2. Yes, as efficient as I can figure out how to do it. Switching from one reference to another, I imagine it will be very easy. With N references of length M, I think it needs O(MN) time and O(M) space to find the optimal reference and pick that. That can be done by aligning the sequence to each of the potential references and picking the best candidate.
3. I do intend to make BioAlignments a dependency. Finding the optimal reference, and constructing a Variant from a seq and a reference will be done on the basis of an alignment, I imagine. One can then choose to use the different alignment algorithms BioAlignments provide. Perhaps, if I can figure out how to, I can improve the edit distance alignment to be more efficient (for example, not allocating the full tracing matrix).

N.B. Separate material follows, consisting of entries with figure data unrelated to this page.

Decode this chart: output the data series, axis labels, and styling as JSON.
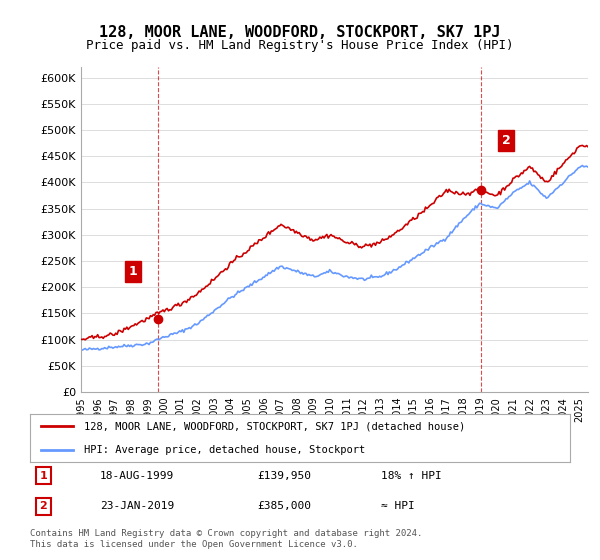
{
  "title": "128, MOOR LANE, WOODFORD, STOCKPORT, SK7 1PJ",
  "subtitle": "Price paid vs. HM Land Registry's House Price Index (HPI)",
  "ylabel_ticks": [
    "£0",
    "£50K",
    "£100K",
    "£150K",
    "£200K",
    "£250K",
    "£300K",
    "£350K",
    "£400K",
    "£450K",
    "£500K",
    "£550K",
    "£600K"
  ],
  "ytick_values": [
    0,
    50000,
    100000,
    150000,
    200000,
    250000,
    300000,
    350000,
    400000,
    450000,
    500000,
    550000,
    600000
  ],
  "ylim": [
    0,
    620000
  ],
  "xlim_start": 1995.0,
  "xlim_end": 2025.5,
  "xtick_labels": [
    "1995",
    "1996",
    "1997",
    "1998",
    "1999",
    "2000",
    "2001",
    "2002",
    "2003",
    "2004",
    "2005",
    "2006",
    "2007",
    "2008",
    "2009",
    "2010",
    "2011",
    "2012",
    "2013",
    "2014",
    "2015",
    "2016",
    "2017",
    "2018",
    "2019",
    "2020",
    "2021",
    "2022",
    "2023",
    "2024",
    "2025"
  ],
  "sale1_x": 1999.63,
  "sale1_y": 139950,
  "sale1_label": "1",
  "sale2_x": 2019.06,
  "sale2_y": 385000,
  "sale2_label": "2",
  "hpi_color": "#6699ff",
  "price_color": "#cc0000",
  "marker_color": "#cc0000",
  "annotation_box_color": "#cc0000",
  "legend_label_property": "128, MOOR LANE, WOODFORD, STOCKPORT, SK7 1PJ (detached house)",
  "legend_label_hpi": "HPI: Average price, detached house, Stockport",
  "table_row1": [
    "1",
    "18-AUG-1999",
    "£139,950",
    "18% ↑ HPI"
  ],
  "table_row2": [
    "2",
    "23-JAN-2019",
    "£385,000",
    "≈ HPI"
  ],
  "footnote": "Contains HM Land Registry data © Crown copyright and database right 2024.\nThis data is licensed under the Open Government Licence v3.0.",
  "background_color": "#ffffff",
  "grid_color": "#dddddd"
}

I love this idea. Your use case sounds very similar to mine. Some ‘laundry list’ items that I would like to see in such a package

1. Ability to create a Variant from an already existing AlignedSequence
   This is theoretically possible, but non-standard CIGARS (as you mentioned) might throw a kink in it.
2. Ability to create Variation objects from a VCF/BCF file
   Lends itself to the notion that this functionality should go into GeneticVariation.jl. Would, of course, require a reference sequence.

Question: what happens with query sequences much shorter than the reference? I’m thinking about reads contained in a SAM/BAM file, and would like to query if each of them have a Variant present, not just a full assembly/consensus sequence.

I think this functionality does fit within the scope of GeneticVariation.jl. I can easily see a function like gene_frequencies being extended with a method like gene_frequencies(::Variant, ::AbstractArray{Sequence}). (Ok, please don’t code it quite like that, but you get the point.) My only qualm with wrapping it into GeneticVariation.jl right now is how outdated GeneticVariation.jl is, to the point where I haven’t been able to install it alongside XAM.jl (issue here), and have never used it.